Dear Daniel,
It is freezing here today. In my room it is nice and
toasty to the point it is almost hot. The rest of the house it is need a
blanket kind of cold. So I turned on the fan in my bedroom for a little while.
I know I know, windchills in the negatives and I’m hot. My internal thermostat is
definitely broken lol.
But that’s not why I write. I’m writing today about
how one chooses to live one’s life. Growing up was hard for me, but then, here’s
the reality, it’s hard for a lot of people. There is now, more than ever, a
culture of victimization. The horrors of human trafficking, domestic violence,
and child abuse make it very easy for one to slip through the cracks of the
world’s justice systems and foster system that make for those who live through
these nightmares hard to recover properly.

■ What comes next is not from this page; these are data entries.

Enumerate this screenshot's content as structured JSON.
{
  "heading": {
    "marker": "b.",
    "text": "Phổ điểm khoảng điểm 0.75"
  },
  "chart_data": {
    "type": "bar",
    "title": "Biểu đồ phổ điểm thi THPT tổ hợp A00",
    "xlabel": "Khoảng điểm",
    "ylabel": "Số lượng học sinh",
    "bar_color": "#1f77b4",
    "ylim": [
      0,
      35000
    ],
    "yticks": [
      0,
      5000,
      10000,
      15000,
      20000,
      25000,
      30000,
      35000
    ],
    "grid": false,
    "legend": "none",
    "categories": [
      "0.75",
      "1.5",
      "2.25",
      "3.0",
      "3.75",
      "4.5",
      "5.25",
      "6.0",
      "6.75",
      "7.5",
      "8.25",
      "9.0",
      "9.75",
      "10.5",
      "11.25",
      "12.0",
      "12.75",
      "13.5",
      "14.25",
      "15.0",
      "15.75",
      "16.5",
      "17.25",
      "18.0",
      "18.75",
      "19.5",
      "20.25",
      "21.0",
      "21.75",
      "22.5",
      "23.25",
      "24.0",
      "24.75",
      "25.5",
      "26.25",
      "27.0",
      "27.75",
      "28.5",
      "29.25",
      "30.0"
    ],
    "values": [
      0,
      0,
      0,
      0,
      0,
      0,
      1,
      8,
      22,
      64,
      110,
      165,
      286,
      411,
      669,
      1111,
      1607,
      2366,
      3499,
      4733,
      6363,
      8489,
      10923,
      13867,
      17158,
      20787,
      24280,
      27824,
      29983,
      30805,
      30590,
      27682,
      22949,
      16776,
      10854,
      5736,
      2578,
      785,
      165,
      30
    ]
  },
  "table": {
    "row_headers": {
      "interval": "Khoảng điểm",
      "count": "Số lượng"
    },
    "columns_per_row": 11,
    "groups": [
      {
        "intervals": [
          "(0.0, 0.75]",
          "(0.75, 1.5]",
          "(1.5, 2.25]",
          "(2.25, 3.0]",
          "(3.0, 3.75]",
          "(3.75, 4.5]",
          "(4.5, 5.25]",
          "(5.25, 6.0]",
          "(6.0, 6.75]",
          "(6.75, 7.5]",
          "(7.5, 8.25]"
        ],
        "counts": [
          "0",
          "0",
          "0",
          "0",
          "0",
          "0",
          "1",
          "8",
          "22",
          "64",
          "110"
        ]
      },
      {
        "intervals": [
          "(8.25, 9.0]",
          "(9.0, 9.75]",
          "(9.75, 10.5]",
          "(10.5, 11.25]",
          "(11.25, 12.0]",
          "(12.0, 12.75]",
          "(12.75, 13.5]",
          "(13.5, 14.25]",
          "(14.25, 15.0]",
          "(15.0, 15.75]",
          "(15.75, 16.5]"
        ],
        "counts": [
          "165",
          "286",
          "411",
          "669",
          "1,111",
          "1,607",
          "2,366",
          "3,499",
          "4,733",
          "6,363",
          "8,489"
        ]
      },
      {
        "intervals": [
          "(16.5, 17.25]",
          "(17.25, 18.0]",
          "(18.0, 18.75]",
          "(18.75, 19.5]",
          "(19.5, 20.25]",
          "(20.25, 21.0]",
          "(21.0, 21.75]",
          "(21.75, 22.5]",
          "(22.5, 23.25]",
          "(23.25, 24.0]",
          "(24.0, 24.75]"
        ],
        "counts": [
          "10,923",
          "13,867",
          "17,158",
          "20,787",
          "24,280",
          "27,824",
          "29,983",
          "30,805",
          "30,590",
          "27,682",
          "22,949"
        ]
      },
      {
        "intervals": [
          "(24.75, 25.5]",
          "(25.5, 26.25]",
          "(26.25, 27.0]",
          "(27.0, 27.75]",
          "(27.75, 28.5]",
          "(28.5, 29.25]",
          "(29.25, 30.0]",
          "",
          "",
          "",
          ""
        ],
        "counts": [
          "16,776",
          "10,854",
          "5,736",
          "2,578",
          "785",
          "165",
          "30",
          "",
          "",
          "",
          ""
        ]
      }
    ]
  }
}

I look at me. And I look what I’ve been through. And
I know I should be a statistic. I
have friends who should be statistics too. But for the grace of someone. At
least one someone intervening they
are not and neither am I.
I know people will look at this blog and see
something that it is not. A delusion fan trying desperately to get the
attention of someone who inspires them. But that’s not the point of this blog.
It never has been. It never will be.
It’s to show that you can live through hell and
choose not to be a victim. That you can reach out for help and do the work it
takes to heal yourself and pass that lesson on. You can become a survivor. And
once you’ve earned that badge of honor to can choose to move forward and choose
to live.
There are those out there who are stuck in the
victimized mode. And they find it difficult to take responsibility for their
lives and actions. I too, was once there. It made for bad relationships and
hollow meaning from friends. It conjured pity, not empathy, from others. I
found as I continued my journey to healing that I didn’t want that life. That
it wasn’t enough for me. People’s pity was a pale shadow of the love I needed
to cultivate for myself.
Finally I became a survivor. That was the journeyman
part of the healing path. It’s one thing to make the decision to be a survivor,
it’s quite another to go through the process of doing it. There’s a lot of two
steps forward three steps back kind of action going on.
The one thing I always knew though was that all I
had to be was myself. I didn’t have to compromise on who I was or make
apologies for it. I just had to get my ass out of the house to my therapy
appointments, my psychiatry appointments, and my nurses appointments. I was not
‘crazy’ or ‘delusional’. I may love passionately. Feel fiercely. And may love
writing more than anything else on this planet, but I also learned during this
time if I needed help, I could reach out for it. And that by not reaching out
for it I was doing myself and everyone else around me a huge disservice. What
is the saying? Pride goeth before the fall?
In 2010 a terrible thing happened. My best friend
lost her father to a botched liver transplant surgery. And as her father lay
dying slowly in the hospital I realized my life and writing career wasn’t just
going to fall into my lap by magic. I had best get down to the business of
living and I started submitting Another
Way To Die to different presses. It was there I went from surviving to
choosing to live. (Thank you Harold Goodman, Missy Goodman, & Pamela
Turner) And when the first contract came I cried. Thank you, Lea. And now with
Bella Morte, and Delilah K. Stephans I feel like I’m at another threshold.
Thanks to everyone who helped me go from victim to survivor to living. You may
not be named but you know who you are.